Te digo -sí- que esto he visto esta noche
Luego me levanté y toqué con mis manos una fuente, de bella corriente, y con mano dispuesta a ofrendar me acerqué al altar con la intención de ofrecer la torta sagrada en honor de los dioses que salvan de males, de quienes son propias estas ofrendas. Y entonces veo un águila huyendo hasta el hogar que hay en el altar de Febo, y de miedo me quedo, amigos, sin voz. Me fijo después en un halcón que, en veloz aleteo se arroja sobre ella y con sus uñas le va arrancando plumas de la cabeza. Pero el águila no hacía otra cosa que hacerse un ovillo y abandonarse. Para mí fue terrible de ver, como lo es oirlo para vosotros, pes lo sabéis bien: si mi hijo llegara a triunfar, sería un héroe fuera de lo común; pero si fracasara..., no tiene que rendir cuentas a la ciudad y, con tal que se salve, seguirá siendo el rey de esta tierra.
(La Reina espera,
temerosa, noticias acerca de cómo se ha desarrollado la batalla que su hijo ha
emprendido contra los griegos. Entra un Mensajero)
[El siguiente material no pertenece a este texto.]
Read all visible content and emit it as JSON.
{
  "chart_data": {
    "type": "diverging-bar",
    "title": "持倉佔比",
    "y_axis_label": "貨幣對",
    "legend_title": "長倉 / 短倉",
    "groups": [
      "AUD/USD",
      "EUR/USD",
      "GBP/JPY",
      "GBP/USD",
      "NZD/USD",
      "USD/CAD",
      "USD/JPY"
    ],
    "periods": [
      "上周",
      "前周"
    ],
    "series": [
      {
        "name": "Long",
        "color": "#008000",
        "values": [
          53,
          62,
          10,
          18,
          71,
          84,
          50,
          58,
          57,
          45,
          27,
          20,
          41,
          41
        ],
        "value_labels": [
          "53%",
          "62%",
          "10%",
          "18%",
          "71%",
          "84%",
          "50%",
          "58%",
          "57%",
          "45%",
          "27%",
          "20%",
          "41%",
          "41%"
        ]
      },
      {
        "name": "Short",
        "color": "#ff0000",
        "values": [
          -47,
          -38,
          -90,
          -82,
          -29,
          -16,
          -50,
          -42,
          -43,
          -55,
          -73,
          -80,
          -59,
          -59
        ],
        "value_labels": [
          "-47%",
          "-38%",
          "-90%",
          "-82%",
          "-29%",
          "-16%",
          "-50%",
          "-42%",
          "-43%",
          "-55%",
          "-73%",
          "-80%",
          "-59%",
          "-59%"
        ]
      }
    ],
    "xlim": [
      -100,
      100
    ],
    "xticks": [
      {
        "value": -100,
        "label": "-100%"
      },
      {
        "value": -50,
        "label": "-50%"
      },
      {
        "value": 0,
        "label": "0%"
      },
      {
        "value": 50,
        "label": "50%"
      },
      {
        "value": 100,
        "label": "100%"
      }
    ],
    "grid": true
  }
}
MENSAJERO.—¡Oh ciudades de toda la tierra de Asia ! ¡Oh país persa y puerto
abundante en riqueza! ¡Cómo de un solo golpe ha sido aniquilada tu inmensa
dicha! ¡La flor de los persas ha caído muerta! ¡Ay de mi, mi primera desgracia a
anunciar estas desdichas! Es, persas, sin embargo, forzoso que yo os informe de
todo el desastre. ¡Si; todo el ejército ha perecido!
CORO. Estrofa 1ª
¡Dolorosa, dolorosa desgracia, repentina y desgarradora! ¡Persas, llorad de oír
este dolor!
MENSAJERO.—Si; porque todo el ejército aquel se ha perdido, y yo mismo estoy
viendo la luz del regreso sin que lo esperara.
CORO. Antistrofa 1ª
¡Qué larga vida la que tenemos! ¡Que en nuestra ancianidad hayamos visto un
tiempo para oír este dolor inesperado!
MENSAJERO.—Como realmente estuve presente y no lo sé por haber oído palabras de
otros, puedo, persas, contaros qué crueles desgracias ocurrieron.
CORO. Estrofa 2ª
¡Ay, ay, ay, ay! ¡En vano innúmeros dardos fueron en masa desde asiática
tierra—¡ay, ay!—a Grecia, tierra enemiga!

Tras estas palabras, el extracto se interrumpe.